I also came away from Harris' book with a feel for the changes always happening in U.S. educational philosophy. The 1930's was a time for progressive education, an alternative to learning designed purely for practical training, more democratic and more flexible. Since then we have swung back and forth, and now seem to me to be at a low point in conservative numbers crunching, parroting facts instead of thinking, with no place for community, social concerns, or the arts. But history give me hope that change will come again.
When former Black Mountain students were surveyed about their educational experience, responses were both positive and negative. Yet "Most agree that even a year of learning without the pressure of grades and required courses made later studies more meaningful."
We are currently living in a black/white either/or society. Compromise and tolerance for the ambiguity of the space in between seems non-existent. It's difficult to find that balance, that center, and hard to keep. But at least we could, like those idealists who were Black Mountain College, try.
Review a list of alums - de Kooning, Rauschenberg, Twombly, Franz Kline, John Cage, Merce Cunningham, etc, etc - and you won't be surprised of the central role art played in education at Black Mountain Arts College. Equally important however was the hewing of logs, foundation laying for new buildings, the clearing of rough weeds. Imagine all those Expressionists of the New York School, first confronting appalachian wilds.
The book is recommended for its history of progressive education in US. Interesting to learn of the philosophical motivations behind the faculty - before WWII they did the groundwork for a progressive educational tradition...that today seems nearly lost. What sense of duty did the artist-educators feel to leave the Bauhaus, say, for North Carolina?

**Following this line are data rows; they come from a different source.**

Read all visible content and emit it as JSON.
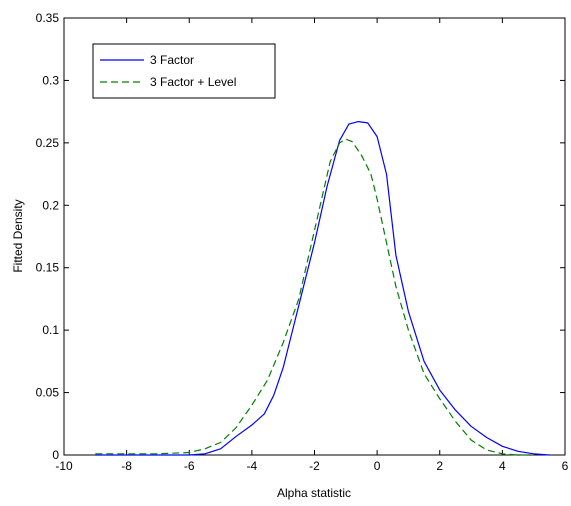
{
  "chart_data": {
    "type": "line",
    "title": "",
    "xlabel": "Alpha statistic",
    "ylabel": "Fitted Density",
    "xlim": [
      -10,
      6
    ],
    "ylim": [
      0,
      0.35
    ],
    "x_ticks": [
      -10,
      -8,
      -6,
      -4,
      -2,
      0,
      2,
      4,
      6
    ],
    "y_ticks": [
      0,
      0.05,
      0.1,
      0.15,
      0.2,
      0.25,
      0.3,
      0.35
    ],
    "x_tick_labels": [
      "-10",
      "-8",
      "-6",
      "-4",
      "-2",
      "0",
      "2",
      "4",
      "6"
    ],
    "y_tick_labels": [
      "0",
      "0.05",
      "0.1",
      "0.15",
      "0.2",
      "0.25",
      "0.3",
      "0.35"
    ],
    "grid": false,
    "legend_position": "top-left",
    "series": [
      {
        "name": "3 Factor",
        "color": "#0000ff",
        "style": "solid",
        "x": [
          -9.0,
          -8.0,
          -7.0,
          -6.0,
          -5.5,
          -5.0,
          -4.5,
          -4.0,
          -3.6,
          -3.3,
          -3.0,
          -2.7,
          -2.4,
          -2.0,
          -1.6,
          -1.2,
          -0.9,
          -0.6,
          -0.3,
          0.0,
          0.3,
          0.6,
          1.0,
          1.5,
          2.0,
          2.5,
          3.0,
          3.5,
          4.0,
          4.5,
          5.0,
          5.5
        ],
        "y": [
          0.0,
          0.0,
          0.0,
          0.0,
          0.001,
          0.005,
          0.015,
          0.024,
          0.033,
          0.048,
          0.07,
          0.1,
          0.13,
          0.17,
          0.215,
          0.252,
          0.265,
          0.267,
          0.266,
          0.255,
          0.225,
          0.16,
          0.115,
          0.075,
          0.052,
          0.036,
          0.023,
          0.014,
          0.007,
          0.003,
          0.001,
          0.0
        ]
      },
      {
        "name": "3 Factor + Level",
        "color": "#008000",
        "style": "dashed",
        "x": [
          -9.0,
          -8.0,
          -7.0,
          -6.0,
          -5.5,
          -5.0,
          -4.5,
          -4.0,
          -3.5,
          -3.0,
          -2.5,
          -2.0,
          -1.5,
          -1.2,
          -1.0,
          -0.8,
          -0.5,
          -0.2,
          0.0,
          0.3,
          0.6,
          1.0,
          1.5,
          2.0,
          2.5,
          3.0,
          3.5,
          4.0,
          4.5,
          5.0
        ],
        "y": [
          0.001,
          0.001,
          0.001,
          0.002,
          0.005,
          0.01,
          0.022,
          0.04,
          0.06,
          0.09,
          0.125,
          0.18,
          0.235,
          0.25,
          0.253,
          0.251,
          0.24,
          0.225,
          0.205,
          0.17,
          0.135,
          0.1,
          0.065,
          0.045,
          0.027,
          0.012,
          0.004,
          0.001,
          0.0,
          0.0
        ]
      }
    ]
  }
}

Who knows, but Henry Miller said: "The most interesting college I visited was Black Mountain College in North Carolina; it was the students who were interesting, not the professors." Well (60,70 years later) duh. Though you still get a sense of Black Mountain in Asheville or Penland School. I was in that area recently, with this book (a coincidence arranged by the NYPL reserve system lottery), and I dreamt it might still be possible to run off and start a woodsy arts colony - long as there's plenty of manual labor involved.